Defense lawyer Takashi Yamaguchi said: “If a publication is judged obscene, it becomes impossible for ordinary people to look through it. This means public debate over whether it is obscene is contained and people cannot examine the judgment of the authorities.
“This should not happen in a democratic society.”
Yamaguchi added that, even if Article 175 is indeed constitutional, “Honey Room” does not meet the three prerequisites for obscenity as stipulated under a 1957 Supreme Court ruling.
While Article 175 does not clearly define obscenity in legal terms, the top court illustrated these prerequisites in its ruling against the translator and publisher of “Lady Chatterley’s Lover” by D.H. Lawrence.
The ruling stated that a certain form of expression should be labeled obscene when it is “unnecessarily sexually stimulating, damages the normal sexual sense of shame of ordinary people, or is against good sexual moral principles.”
Yamaguchi said: “At present, we can view foreign hard-core pornographic material online. Who dares to say now that a comic is obscene?”
Over the past decade, the availability of sexual material in Japan has expanded dramatically.
“Hair nude” photos are ubiquitous features of weekly magazines, while major publishers have printed explicit wood block prints from the Edo Period without being targeted. Minors can purchase X-rated videos without having to show identification.
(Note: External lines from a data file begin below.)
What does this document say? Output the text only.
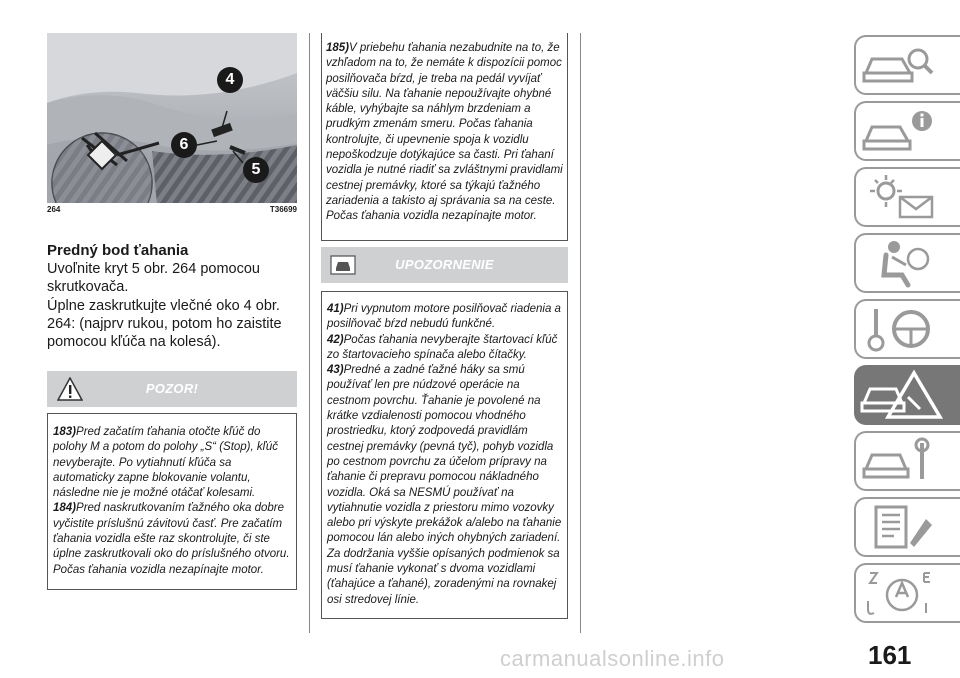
4
6
5
264	T36699
Predný bod ťahania

Uvoľnite kryt 5 obr. 264 pomocou skrutkovača.

Úplne zaskrutkujte vlečné oko 4 obr. 264: (najprv rukou, potom ho zaistite pomocou kľúča na kolesá).

POZOR!

183)Pred začatím ťahania otočte kľúč do polohy M a potom do polohy „S“ (Stop), kľúč nevyberajte. Po vytiahnutí kľúča sa automaticky zapne blokovanie volantu, následne nie je možné otáčať kolesami.

184)Pred naskrutkovaním ťažného oka dobre vyčistite príslušnú závitovú časť. Pre začatím ťahania vozidla ešte raz skontrolujte, či ste úplne zaskrutkovali oko do príslušného otvoru. Počas ťahania vozidla nezapínajte motor.

185)V priebehu ťahania nezabudnite na to, že vzhľadom na to, že nemáte k dispozícii pomoc posilňovača bŕzd, je treba na pedál vyvíjať väčšiu silu. Na ťahanie nepoužívajte ohybné káble, vyhýbajte sa náhlym brzdeniam a prudkým zmenám smeru. Počas ťahania kontrolujte, či upevnenie spoja k vozidlu nepoškodzuje dotýkajúce sa časti. Pri ťahaní vozidla je nutné riadiť sa zvláštnymi pravidlami cestnej premávky, ktoré sa týkajú ťažného zariadenia a takisto aj správania sa na ceste. Počas ťahania vozidla nezapínajte motor.

UPOZORNENIE

41)Pri vypnutom motore posilňovač riadenia a posilňovač bŕzd nebudú funkčné.

42)Počas ťahania nevyberajte štartovací kľúč zo štartovacieho spínača alebo čítačky.

43)Predné a zadné ťažné háky sa smú používať len pre núdzové operácie na cestnom povrchu. Ťahanie je povolené na krátke vzdialenosti pomocou vhodného prostriedku, ktorý zodpovedá pravidlám cestnej premávky (pevná tyč), pohyb vozidla po cestnom povrchu za účelom prípravy na ťahanie či prepravu pomocou nákladného vozidla. Oká sa NESMÚ používať na vytiahnutie vozidla z priestoru mimo vozovky alebo pri výskyte prekážok a/alebo na ťahanie pomocou lán alebo iných ohybných zariadení. Za dodržania vyššie opísaných podmienok sa musí ťahanie vykonať s dvoma vozidlami (ťahajúce a ťahané), zoradenými na rovnakej osi stredovej línie.

161
carmanualsonline.info
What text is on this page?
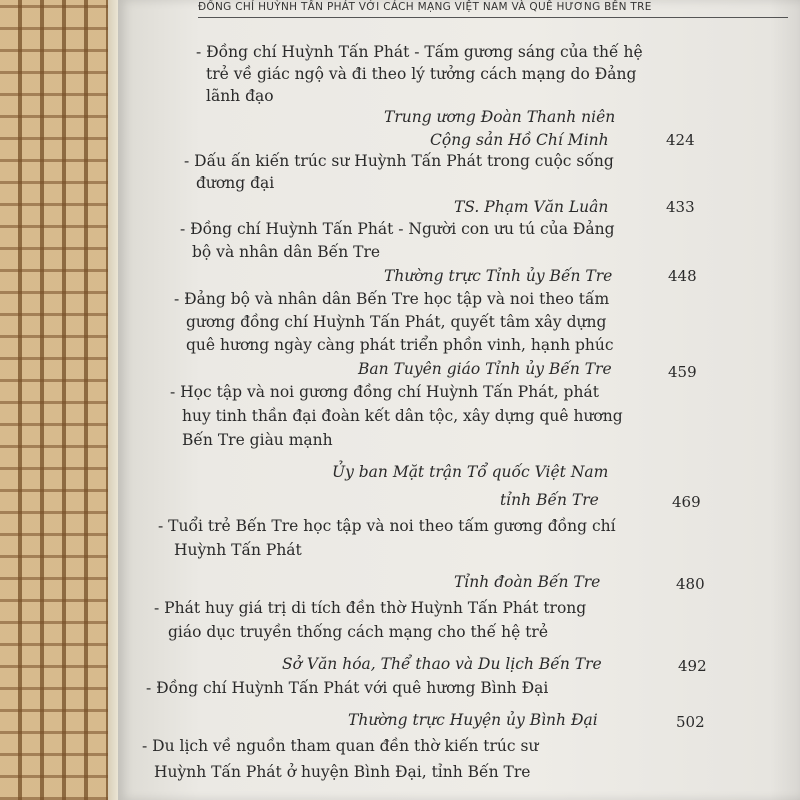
ĐỒNG CHÍ HUỲNH TẤN PHÁT VỚI CÁCH MẠNG VIỆT NAM VÀ QUÊ HƯƠNG BẾN TRE
- Đồng chí Huỳnh Tấn Phát - Tấm gương sáng của thế hệ
trẻ về giác ngộ và đi theo lý tưởng cách mạng do Đảng
lãnh đạo
Trung ương Đoàn Thanh niên
Cộng sản Hồ Chí Minh	424
- Dấu ấn kiến trúc sư Huỳnh Tấn Phát trong cuộc sống
đương đại
TS. Phạm Văn Luân	433
- Đồng chí Huỳnh Tấn Phát - Người con ưu tú của Đảng
bộ và nhân dân Bến Tre
Thường trực Tỉnh ủy Bến Tre	448
- Đảng bộ và nhân dân Bến Tre học tập và noi theo tấm
gương đồng chí Huỳnh Tấn Phát, quyết tâm xây dựng
quê hương ngày càng phát triển phồn vinh, hạnh phúc
Ban Tuyên giáo Tỉnh ủy Bến Tre	459
- Học tập và noi gương đồng chí Huỳnh Tấn Phát, phát
huy tinh thần đại đoàn kết dân tộc, xây dựng quê hương
Bến Tre giàu mạnh
Ủy ban Mặt trận Tổ quốc Việt Nam
tỉnh Bến Tre	469
- Tuổi trẻ Bến Tre học tập và noi theo tấm gương đồng chí
Huỳnh Tấn Phát
Tỉnh đoàn Bến Tre	480
- Phát huy giá trị di tích đền thờ Huỳnh Tấn Phát trong
giáo dục truyền thống cách mạng cho thế hệ trẻ
Sở Văn hóa, Thể thao và Du lịch Bến Tre	492
- Đồng chí Huỳnh Tấn Phát với quê hương Bình Đại
Thường trực Huyện ủy Bình Đại	502
- Du lịch về nguồn tham quan đền thờ kiến trúc sư
Huỳnh Tấn Phát ở huyện Bình Đại, tỉnh Bến Tre
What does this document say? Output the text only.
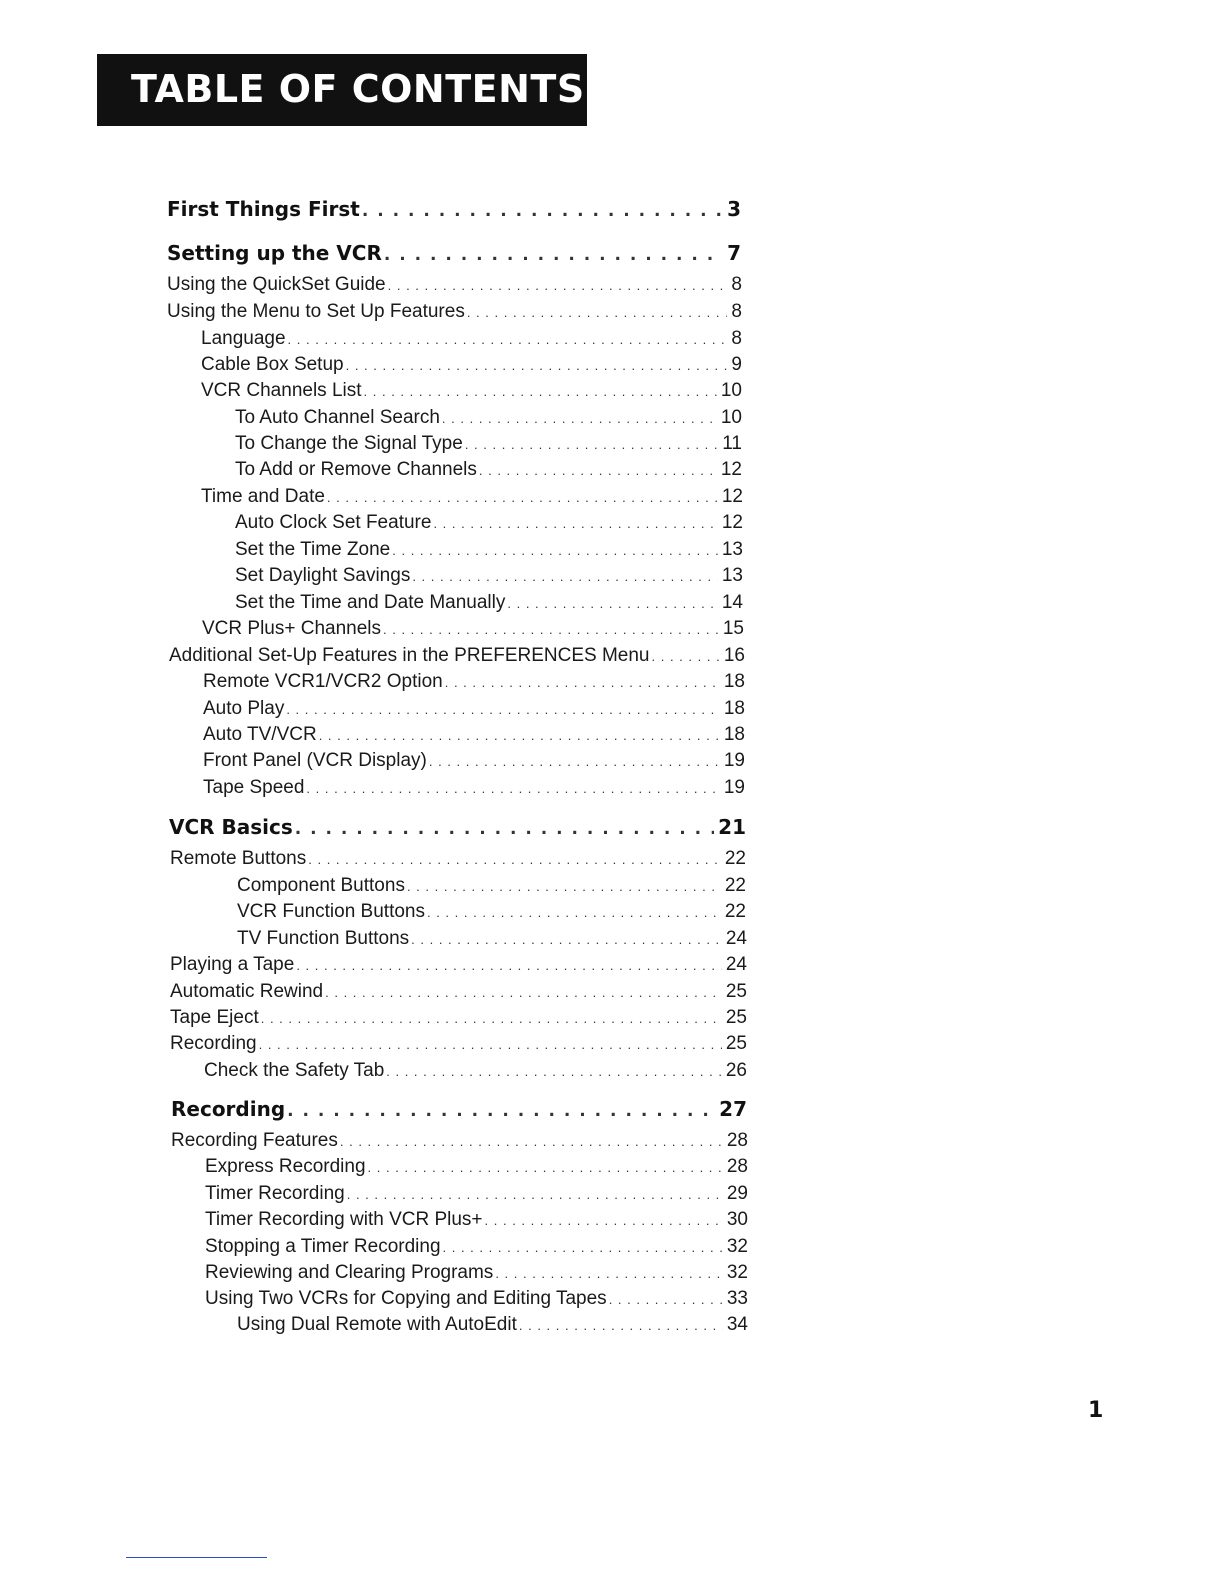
TABLE OF CONTENTS
First Things First . . .	3
Setting up the VCR . . .	7
Using the QuickSet Guide . . .	8
Using the Menu to Set Up Features . . .	8
Language . . .	8
Cable Box Setup . . .	9
VCR Channels List . . .	10
To Auto Channel Search . . .	10
To Change the Signal Type . . .	11
To Add or Remove Channels . . .	12
Time and Date . . .	12
Auto Clock Set Feature . . .	12
Set the Time Zone . . .	13
Set Daylight Savings . . .	13
Set the Time and Date Manually . . .	14
VCR Plus+ Channels . . .	15
Additional Set-Up Features in the PREFERENCES Menu . . .	16
Remote VCR1/VCR2 Option . . .	18
Auto Play . . .	18
Auto TV/VCR . . .	18
Front Panel (VCR Display) . . .	19
Tape Speed . . .	19
VCR Basics . . .	21
Remote Buttons . . .	22
Component Buttons . . .	22
VCR Function Buttons . . .	22
TV Function Buttons . . .	24
Playing a Tape . . .	24
Automatic Rewind . . .	25
Tape Eject . . .	25
Recording . . .	25
Check the Safety Tab . . .	26
Recording . . .	27
Recording Features . . .	28
Express Recording . . .	28
Timer Recording . . .	29
Timer Recording with VCR Plus+ . . .	30
Stopping a Timer Recording . . .	32
Reviewing and Clearing Programs . . .	32
Using Two VCRs for Copying and Editing Tapes . . .	33
Using Dual Remote with AutoEdit . . .	34
1
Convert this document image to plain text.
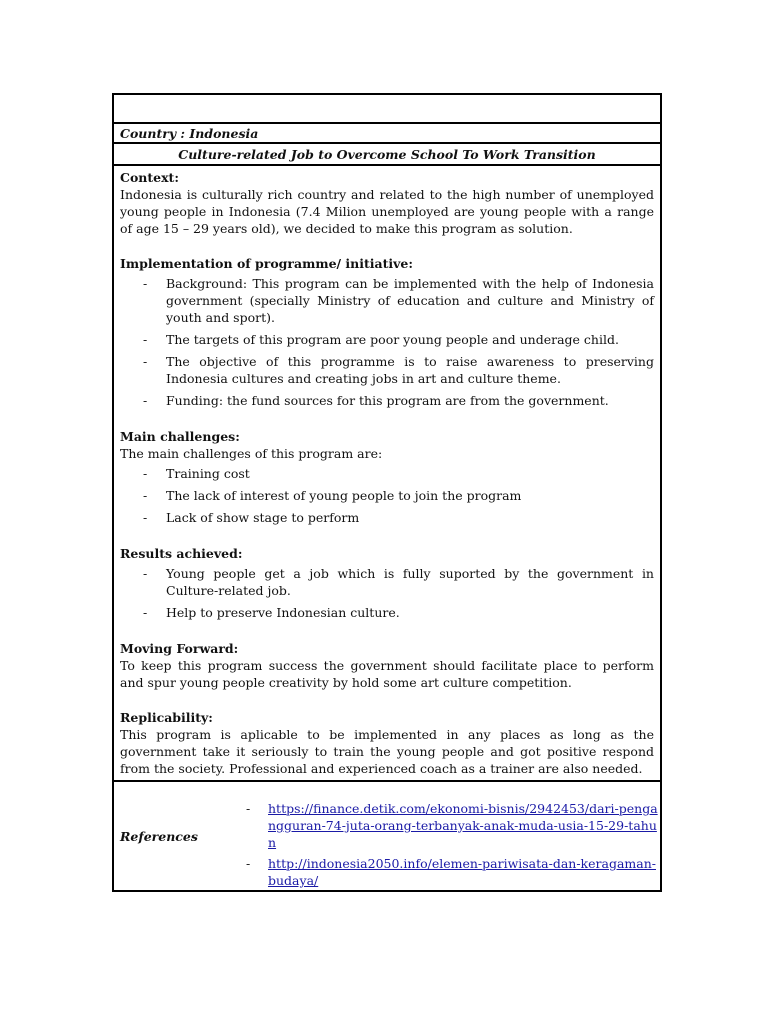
Country : Indonesia
Culture-related Job to Overcome School To Work Transition
Context:
Indonesia is culturally rich country and related to the high number of unemployed young people in Indonesia (7.4 Milion unemployed are young people with a range of age 15 – 29 years old), we decided to make this program as solution.
Implementation of programme/ initiative:
- Background: This program can be implemented with the help of Indonesia government (specially Ministry of education and culture and Ministry of youth and sport).
- The targets of this program are poor young people and underage child.
- The objective of this programme is to raise awareness to preserving Indonesia cultures and creating jobs in art and culture theme.
- Funding: the fund sources for this program are from the government.
Main challenges:
The main challenges of this program are:
- Training cost
- The lack of interest of young people to join the program
- Lack of show stage to perform
Results achieved:
- Young people get a job which is fully suported by the government in Culture-related job.
- Help to preserve Indonesian culture.
Moving Forward:
To keep this program success the government should facilitate place to perform and spur young people creativity by hold some art culture competition.
Replicability:
This program is aplicable to be implemented in any places as long as the government take it seriously to train the young people and got positive respond from the society. Professional and experienced coach as a trainer are also needed.
References
- https://finance.detik.com/ekonomi-bisnis/2942453/dari-pengangguran-74-juta-orang-terbanyak-anak-muda-usia-15-29-tahun
- http://indonesia2050.info/elemen-pariwisata-dan-keragaman-budaya/
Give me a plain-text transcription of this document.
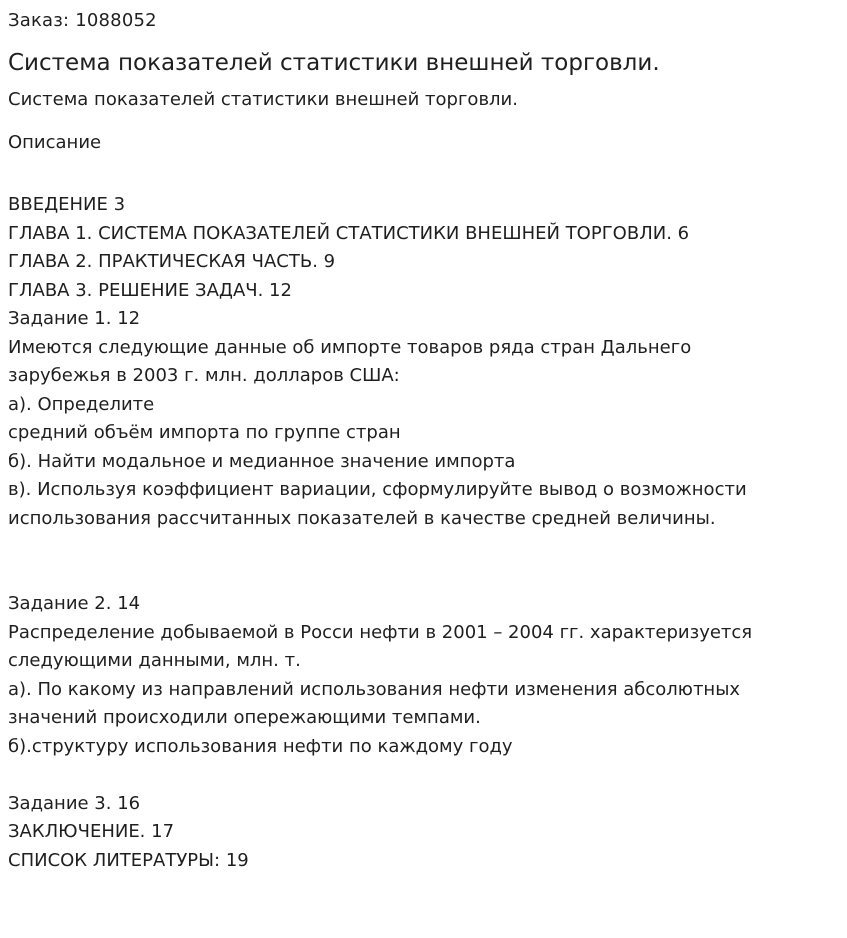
Заказ: 1088052
Система показателей статистики внешней торговли.
Система показателей статистики внешней торговли.
Описание
ВВЕДЕНИЕ 3
ГЛАВА 1. СИСТЕМА ПОКАЗАТЕЛЕЙ СТАТИСТИКИ ВНЕШНЕЙ ТОРГОВЛИ. 6
ГЛАВА 2. ПРАКТИЧЕСКАЯ ЧАСТЬ. 9
ГЛАВА 3. РЕШЕНИЕ ЗАДАЧ. 12
Задание 1. 12
Имеются следующие данные об импорте товаров ряда стран Дальнего
зарубежья в 2003 г. млн. долларов США:
а). Определите
средний объём импорта по группе стран
б). Найти модальное и медианное значение импорта
в). Используя коэффициент вариации, сформулируйте вывод о возможности
использования рассчитанных показателей в качестве средней величины.
Задание 2. 14
Распределение добываемой в Росси нефти в 2001 – 2004 гг. характеризуется
следующими данными, млн. т.
а). По какому из направлений использования нефти изменения абсолютных
значений происходили опережающими темпами.
б).структуру использования нефти по каждому году
Задание 3. 16
ЗАКЛЮЧЕНИЕ. 17
СПИСОК ЛИТЕРАТУРЫ: 19
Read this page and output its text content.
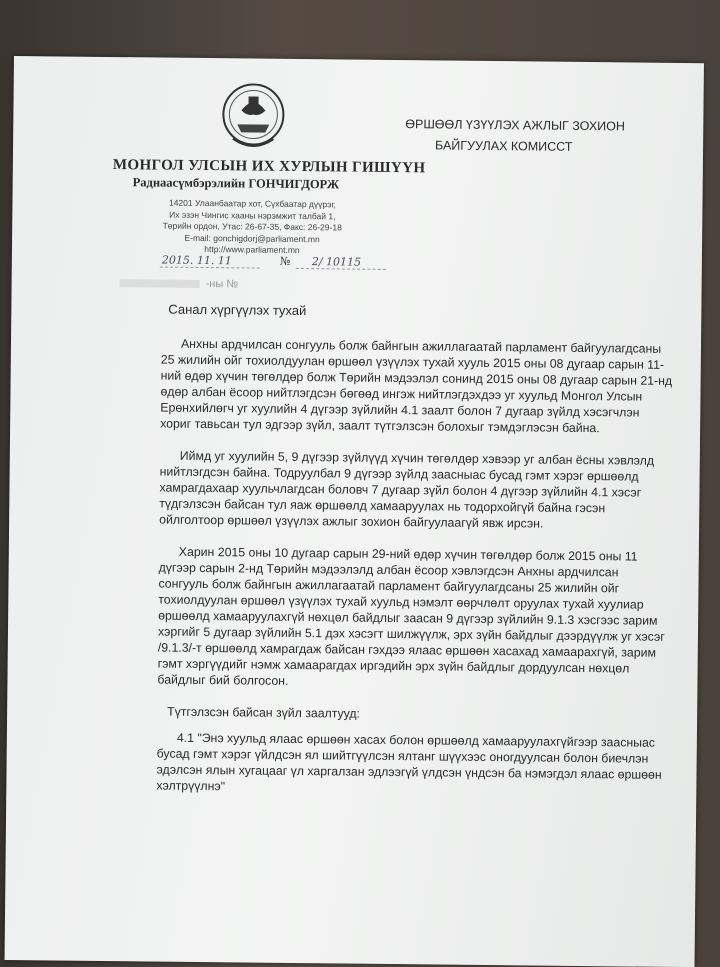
МОНГОЛ УЛСЫН ИХ ХУРЛЫН ГИШҮҮН
Раднаасүмбэрэлийн ГОНЧИГДОРЖ
14201 Улаанбаатар хот, Сүхбаатар дүүрэг,
Их эзэн Чингис хааны нэрэмжит талбай 1,
Төрийн ордон, Утас: 26-67-35, Факс: 26-29-18
E-mail: gonchigdorj@parliament.mn
http://www.parliament.mn
2015. 11. 11	№ 2/ 10115
-ны №
ӨРШӨӨЛ ҮЗҮҮЛЭХ АЖЛЫГ ЗОХИОН
БАЙГУУЛАХ КОМИССТ
Санал хүргүүлэх тухай

Анхны ардчилсан сонгууль болж байнгын ажиллагаатай парламент байгуулагдсаны 25 жилийн ойг тохиолдуулан өршөөл үзүүлэх тухай хууль 2015 оны 08 дугаар сарын 11-ний өдөр хүчин төгөлдөр болж Төрийн мэдээлэл сонинд 2015 оны 08 дугаар сарын 21-нд өдөр албан ёсоор нийтлэгдсэн бөгөөд ингэж нийтлэгдэхдээ уг хуульд Монгол Улсын Ерөнхийлөгч уг хуулийн 4 дүгээр зүйлийн 4.1 заалт болон 7 дугаар зүйлд хэсэгчлэн хориг тавьсан тул эдгээр зүйл, заалт түтгэлзсэн болохыг тэмдэглэсэн байна.

Иймд уг хуулийн 5, 9 дүгээр зүйлүүд хүчин төгөлдөр хэвээр уг албан ёсны хэвлэлд нийтлэгдсэн байна. Тодруулбал 9 дүгээр зүйлд заасныас бусад гэмт хэрэг өршөөлд хамрагдахаар хуульчлагдсан боловч 7 дугаар зүйл болон 4 дүгээр зүйлийн 4.1 хэсэг түдгэлзсэн байсан тул яаж өршөөлд хамааруулах нь тодорхойгүй байна гэсэн ойлголтоор өршөөл үзүүлэх ажлыг зохион байгуулаагүй явж ирсэн.

Харин 2015 оны 10 дугаар сарын 29-ний өдөр хүчин төгөлдөр болж 2015 оны 11 дүгээр сарын 2-нд Төрийн мэдээлэлд албан ёсоор хэвлэгдсэн Анхны ардчилсан сонгууль болж байнгын ажиллагаатай парламент байгуулагдсаны 25 жилийн ойг тохиолдуулан өршөөл үзүүлэх тухай хуульд нэмэлт өөрчлөлт оруулах тухай хуулиар өршөөлд хамааруулахгүй нөхцөл байдлыг заасан 9 дүгээр зүйлийн 9.1.3 хэсгээс зарим хэргийг 5 дугаар зүйлийн 5.1 дэх хэсэгт шилжүүлж, эрх зүйн байдлыг дээрдүүлж уг хэсэг /9.1.3/-т өршөөлд хамрагдаж байсан гэхдээ ялаас өршөөн хасахад хамаарахгүй, зарим гэмт хэргүүдийг нэмж хамаарагдах иргэдийн эрх зүйн байдлыг дордуулсан нөхцөл байдлыг бий болгосон.

Түтгэлзсэн байсан зүйл заалтууд:

4.1 "Энэ хуульд ялаас өршөөн хасах болон өршөөлд хамааруулахгүйгээр заасныас бусад гэмт хэрэг үйлдсэн ял шийтгүүлсэн ялтанг шүүхээс оногдуулсан болон биечлэн эдэлсэн ялын хугацааг үл харгалзан эдлээгүй үлдсэн үндсэн ба нэмэгдэл ялаас өршөөн хэлтрүүлнэ"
In comic book circles, sexually explicit material has been published for three or four years, Kishi said, adding, “My company is not the front-runner for such extreme publications.”
Moreover, Shobunkan publications are enclosed in plastic covers, with booksellers given stickers warning customers about the pornographic content.
These measures, undertaken at the company’s expense, are aimed at protecting unsuspecting consumers from being confronted with pornographic material by accident.
Kishi’s arrest has impacted the retail book business, with several major book stores having closed their pornography sections, Yamaguchi said.